Pele sintética que imita camuflagem de polvo muda cor e textura em segundos

Pesquisadores criam pele sintética que altera cor e textura rápida e independente, inspirada na camuflagem dos polvos.
08/01/2026 às 06:22 | Atualizado há 2 dias
               
Material inovador promete avanços em robótica e segurança criptográfica. (Imagem/Reprodução: Redir)

Cientistas desenvolveram uma pele sintética capaz de mudar de cor e textura em segundos, inspirada na camuflagem dos polvos. Essa inovação usa um filme polimérico em duas camadas que permite a alteração independente das características visuais.

A mudança ocorre após a aplicação de água, revertendo ao estado original ao secar, e pode criar cinco estados de cores diferentes.
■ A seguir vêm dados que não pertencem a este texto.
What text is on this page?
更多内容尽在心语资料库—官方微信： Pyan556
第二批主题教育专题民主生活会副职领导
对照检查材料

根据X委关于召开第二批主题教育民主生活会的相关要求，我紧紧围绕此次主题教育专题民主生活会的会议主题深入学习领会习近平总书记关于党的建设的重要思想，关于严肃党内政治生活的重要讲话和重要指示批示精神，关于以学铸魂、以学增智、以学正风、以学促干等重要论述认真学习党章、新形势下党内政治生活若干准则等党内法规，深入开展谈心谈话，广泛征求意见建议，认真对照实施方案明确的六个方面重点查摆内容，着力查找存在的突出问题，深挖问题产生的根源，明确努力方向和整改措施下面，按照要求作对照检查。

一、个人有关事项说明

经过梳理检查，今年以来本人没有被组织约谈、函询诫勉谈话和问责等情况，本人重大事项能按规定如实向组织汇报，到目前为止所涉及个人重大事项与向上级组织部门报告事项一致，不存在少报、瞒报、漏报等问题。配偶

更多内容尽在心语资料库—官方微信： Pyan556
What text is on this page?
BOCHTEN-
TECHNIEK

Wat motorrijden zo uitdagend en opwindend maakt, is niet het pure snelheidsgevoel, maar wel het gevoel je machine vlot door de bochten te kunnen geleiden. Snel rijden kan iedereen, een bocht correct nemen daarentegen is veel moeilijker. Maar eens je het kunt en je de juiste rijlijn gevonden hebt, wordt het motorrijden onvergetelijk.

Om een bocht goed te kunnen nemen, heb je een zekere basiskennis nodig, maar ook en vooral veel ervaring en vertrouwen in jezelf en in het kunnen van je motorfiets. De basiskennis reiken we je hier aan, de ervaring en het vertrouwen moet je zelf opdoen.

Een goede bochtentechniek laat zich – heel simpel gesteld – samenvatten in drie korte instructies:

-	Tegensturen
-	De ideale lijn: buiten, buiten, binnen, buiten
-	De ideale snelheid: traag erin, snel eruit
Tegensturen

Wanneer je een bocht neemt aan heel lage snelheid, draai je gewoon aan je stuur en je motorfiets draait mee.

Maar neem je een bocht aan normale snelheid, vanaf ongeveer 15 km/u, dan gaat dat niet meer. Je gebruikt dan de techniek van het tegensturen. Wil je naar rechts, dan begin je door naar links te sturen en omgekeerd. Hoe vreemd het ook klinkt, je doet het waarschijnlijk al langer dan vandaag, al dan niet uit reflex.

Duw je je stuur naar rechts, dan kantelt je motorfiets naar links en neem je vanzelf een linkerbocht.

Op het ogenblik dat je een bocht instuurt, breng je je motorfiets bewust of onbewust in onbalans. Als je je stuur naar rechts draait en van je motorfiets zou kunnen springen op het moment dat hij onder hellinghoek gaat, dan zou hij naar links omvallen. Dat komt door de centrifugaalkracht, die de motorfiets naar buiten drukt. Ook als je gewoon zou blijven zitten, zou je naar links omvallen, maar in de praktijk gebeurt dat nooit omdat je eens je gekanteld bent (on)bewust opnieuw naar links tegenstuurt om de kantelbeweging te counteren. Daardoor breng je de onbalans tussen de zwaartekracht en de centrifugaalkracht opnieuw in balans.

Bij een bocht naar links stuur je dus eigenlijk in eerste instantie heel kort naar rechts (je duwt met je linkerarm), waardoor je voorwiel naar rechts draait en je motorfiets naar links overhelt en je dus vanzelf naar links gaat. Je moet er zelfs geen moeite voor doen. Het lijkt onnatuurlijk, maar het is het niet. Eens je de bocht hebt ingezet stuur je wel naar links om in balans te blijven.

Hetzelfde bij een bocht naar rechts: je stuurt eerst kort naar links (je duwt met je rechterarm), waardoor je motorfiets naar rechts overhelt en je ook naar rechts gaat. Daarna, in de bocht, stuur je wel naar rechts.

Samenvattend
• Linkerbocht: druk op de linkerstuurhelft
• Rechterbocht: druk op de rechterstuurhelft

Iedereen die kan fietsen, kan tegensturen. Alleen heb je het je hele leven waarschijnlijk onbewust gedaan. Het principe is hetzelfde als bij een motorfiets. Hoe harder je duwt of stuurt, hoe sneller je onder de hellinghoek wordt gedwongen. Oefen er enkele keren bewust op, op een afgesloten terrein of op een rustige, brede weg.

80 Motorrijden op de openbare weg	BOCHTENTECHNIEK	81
A tecnologia utiliza litografia por feixe de elétrons para modificar a textura da superfície em nível microscópico.

Além da aplicação em robótica e camuflagem, o material tem potencial para criptografia, telas dinâmicas e arte interativa. A pesquisa aponta para futuras peles sintéticas inteligentes capazes de adaptação instantânea e interação tátil.

Cientistas desenvolveram uma pele sintética que muda de cor e textura em segundos, inspirada no mecanismo de camuflagem dos polvos. Usando técnicas usadas na fabricação de semicondutores, pesquisadores recriaram a habilidade dos cefalópodes de alterar sua aparência para se adaptar ao ambiente.

Esse material é composto por um filme polimérico dividido em duas camadas, permitindo que cor e textura sejam controladas de forma independente. A mudança ocorre cerca de 20 segundos após a aplicação de água, e o material volta ao estado original ao secar.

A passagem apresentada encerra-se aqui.